The appointment of former Proteas Graeme Smith, Jacques Kallis and Mark Boucher to prominent roles surrounding the national team has drawn criticism from politicians who feel the trio are emblematic of resistance to transformation in South African cricket.
Boucher’s first teams have failed to meet transformation targets, but it may be an excellent time to consider whether the current structure of those targets best serves the game and the people of South Africa.
As things stand, Cricket South Africa has laid out its commitment to transformation by asking the Proteas to meet targets over the season rather than in individual matches.
While the season average method has proven a better fit for the Proteas, allowing greater tactical flexibility, there may be better ways to measure transformation.
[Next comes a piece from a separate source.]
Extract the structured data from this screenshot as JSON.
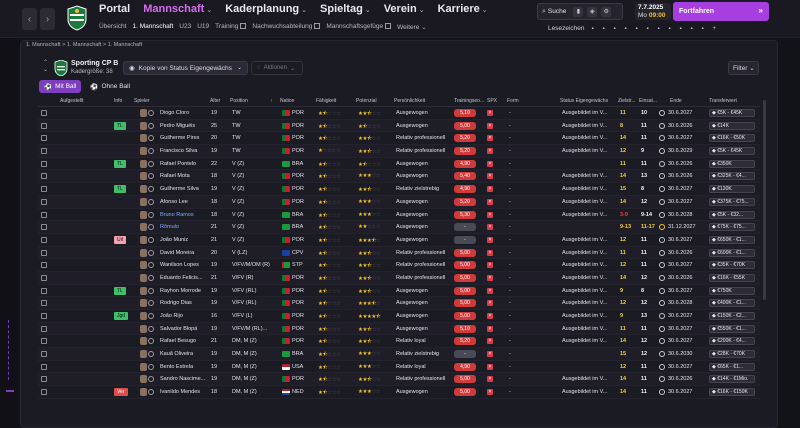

A better measure of transformation both at international and franchise level would be to track the number of players of colour contracted centrally to CSA and then at each of the franchises or unions.
It is important to remember that transformation targets should never be the final goal of Cricket South Africa, the Proteas or the Department of Sports and Recreation. These targets serve only to inform whether or not players from disadvantaged backgrounds are being afforded equal opportunities to access the game of cricket.
CSA, in partnership with the government and the wider public, must aim to ensure its grassroots programmes and talent pipeline are accessible to all.
The current targets muddy the progression of players into the national team and fail to allow coaches and captains the freedom to pick their best side.
The targets also discourage the drive to ensure the Proteas stay in line with the best sporting practice when it comes to workload management. Kagiso Rabada is a prime example of this. In the last two years, only one fast bowler has bowled more overs than the Proteas pace kingpin, but resting a ‘fit’ Rabada would be unthinkable because of its effect on targets.
Measuring only how many players are contracted to a particular franchise or earn central contracts may have its pitfalls, but it would allow cricket to assist in the task of nation-building without compromising the integrity of the sport.
Placing targets onto contracts will give a more accurate measure of access to facilities than only taking into account the playing XIs fielded by the Proteas and franchises.
South African cricket cannot ignore the mandate of transformation, but there must be a way for the Proteas to remain competitive and break down the barriers of an oppressive past.
Placing the targets on contracts would provide a more accurate measure of transformation than those based on playing XIs.
Cricket South Africa might kill two birds with one stone if they contract a larger group of players centrally. It could act as a Kolpak deterrent and also give a greater number of players access to world-class support.
The reality is that the Proteas cannot afford not to field their strongest possible XIs at all times. They must keep pace with the so-called big three of India, Australia and England to maintain the professional game in South Africa financially.
An expanded elite pool of players would also allow CSA to let players like Eddie Moore and Kyle Verreynne know that their efforts have not gone unnoticed.
Cricket South Africa will also need to expand its network of hubs and regional performance centres if they are to drive effective transformation. These facilities are intended to provide active feeder systems from mini cricket right through to club level, but as things stand franchises and the Proteas continue to draw players from a small group of elite schools.
If some action can be taken to improve the feeder systems, achieving targets that satisfy government would not prove as problematic as it has been in the past.